As city's dazzle turns to dread, what's next?

A lot of people are holding their breath in Banktown these days.

Troubled Wachovia Corp. has selected a new chief executive officer with impressive credentials, but he doesn't walk on water.

Even as the announcement of former U.S. Treasury Department official Bob Steel's hiring came Wednesday, bank officials predicted second-quarter losses could reach $2.8 billion.

Wachovia's uptown neighbor, Bank of America, hasn't been immune either from the nation's sub-prime lending and financial markets turmoil.

In Charlotte, I think we're starting to see bravado – “We're the nation's second-largest banking center” – give way to doubt and anxiety.

Wachovia and Bank of America are builders of the center city skyline, patrons of the arts, pillars of the economy.

If they falter, what happens to Charlotte?

Many worry that a weakened Wachovia could be acquired, losing its independence and hometown allegiance to Charlotte.

Real estate brokers say potential homebuyers who perceive their financial center jobs in doubt already are pulling back, wary of what might happen.

The uptown condo market in particular has thrived on a supply of young professionals, many of whom are employees of banks or in financial businesses tied to the growth of banks.

If hiring for those jobs wanes or if more layoffs come – and some say they already are under way – what happens?

Real estate developers believe there's little chance that a half a dozen or so residential towers proposed uptown – but not yet started – will get under way this year. Lenders will be skittish about financing them, they say, until the housing market shows solid signs of recovery.

Landlords in the office-leasing market are concerned, too.

One major office-condo-retail development – 300 South Tryon – was postponed earlier this year over worries that a bank slowdown could squelch office demand.

The city's big towers have filled with tenants in large part because the bank anchors pulled in law firms and other related vendors around them.

If the banks aren't growing, who leases the estimated 1 million-plus square feet of speculative office space expected to come on the market over the next two years?

Maybe the financial bleeding will stop, and everything will work out for Charlotte and the banks over the next year.

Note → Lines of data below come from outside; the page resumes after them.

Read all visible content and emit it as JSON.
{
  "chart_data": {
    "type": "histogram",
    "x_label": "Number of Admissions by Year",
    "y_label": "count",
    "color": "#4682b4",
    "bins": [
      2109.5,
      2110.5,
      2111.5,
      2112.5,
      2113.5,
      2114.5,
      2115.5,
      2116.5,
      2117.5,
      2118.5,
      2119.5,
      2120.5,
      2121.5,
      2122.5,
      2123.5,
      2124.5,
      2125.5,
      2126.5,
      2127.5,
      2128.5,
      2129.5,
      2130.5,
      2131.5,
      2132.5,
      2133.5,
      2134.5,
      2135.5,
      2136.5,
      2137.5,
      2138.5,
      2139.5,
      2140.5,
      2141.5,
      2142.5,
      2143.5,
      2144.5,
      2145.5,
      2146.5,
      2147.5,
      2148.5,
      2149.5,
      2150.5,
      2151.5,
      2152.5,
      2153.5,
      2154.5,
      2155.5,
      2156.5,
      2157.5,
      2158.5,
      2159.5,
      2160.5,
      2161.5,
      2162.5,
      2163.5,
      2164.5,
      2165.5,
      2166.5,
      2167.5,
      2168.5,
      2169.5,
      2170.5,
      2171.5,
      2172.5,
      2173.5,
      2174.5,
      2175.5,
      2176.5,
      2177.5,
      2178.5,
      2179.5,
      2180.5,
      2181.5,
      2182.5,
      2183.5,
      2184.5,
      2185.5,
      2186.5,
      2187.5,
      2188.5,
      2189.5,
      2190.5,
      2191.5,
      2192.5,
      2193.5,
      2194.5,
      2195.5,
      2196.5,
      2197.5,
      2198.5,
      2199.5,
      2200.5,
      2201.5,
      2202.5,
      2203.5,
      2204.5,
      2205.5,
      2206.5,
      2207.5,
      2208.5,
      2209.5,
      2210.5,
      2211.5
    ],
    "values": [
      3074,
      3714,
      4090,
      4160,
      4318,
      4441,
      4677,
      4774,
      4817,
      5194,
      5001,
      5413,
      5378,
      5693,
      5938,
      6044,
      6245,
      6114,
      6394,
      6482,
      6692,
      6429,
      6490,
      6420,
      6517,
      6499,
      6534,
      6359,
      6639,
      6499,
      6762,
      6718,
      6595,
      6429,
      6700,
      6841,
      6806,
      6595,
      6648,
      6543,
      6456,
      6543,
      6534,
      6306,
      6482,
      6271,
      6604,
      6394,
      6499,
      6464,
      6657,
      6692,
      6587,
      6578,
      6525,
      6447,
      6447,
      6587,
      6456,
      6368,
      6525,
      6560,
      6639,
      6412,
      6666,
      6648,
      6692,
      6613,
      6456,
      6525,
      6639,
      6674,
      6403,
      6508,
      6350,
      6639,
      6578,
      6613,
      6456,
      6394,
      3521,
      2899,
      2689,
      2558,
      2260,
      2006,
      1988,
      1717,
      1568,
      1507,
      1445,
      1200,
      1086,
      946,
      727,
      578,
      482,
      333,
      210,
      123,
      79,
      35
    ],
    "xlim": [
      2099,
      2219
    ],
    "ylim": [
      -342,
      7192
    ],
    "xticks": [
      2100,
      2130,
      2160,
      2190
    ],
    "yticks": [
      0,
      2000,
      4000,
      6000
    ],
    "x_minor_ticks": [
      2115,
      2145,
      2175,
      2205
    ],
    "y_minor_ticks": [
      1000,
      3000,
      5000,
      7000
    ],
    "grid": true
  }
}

Some economists can see a turnaround coming possibly by mid-2009.

But in the meantime, nail biting has become the norm in Banktown.

The city's Hugh McColl Jr. swagger has faded.

Remember how the former Bank of America chairman used to dazzle stock market analysts in New York with the bank's next bold move?

Today, Charlotte's two big banks aren't dazzling.

They're too busy defending their actions to Wall Street analysts and fending off angry shareholders.

How quickly fortunes can be reversed. In Banktown, this is something we never thought we would see when our banking giants were flying high just over a year ago.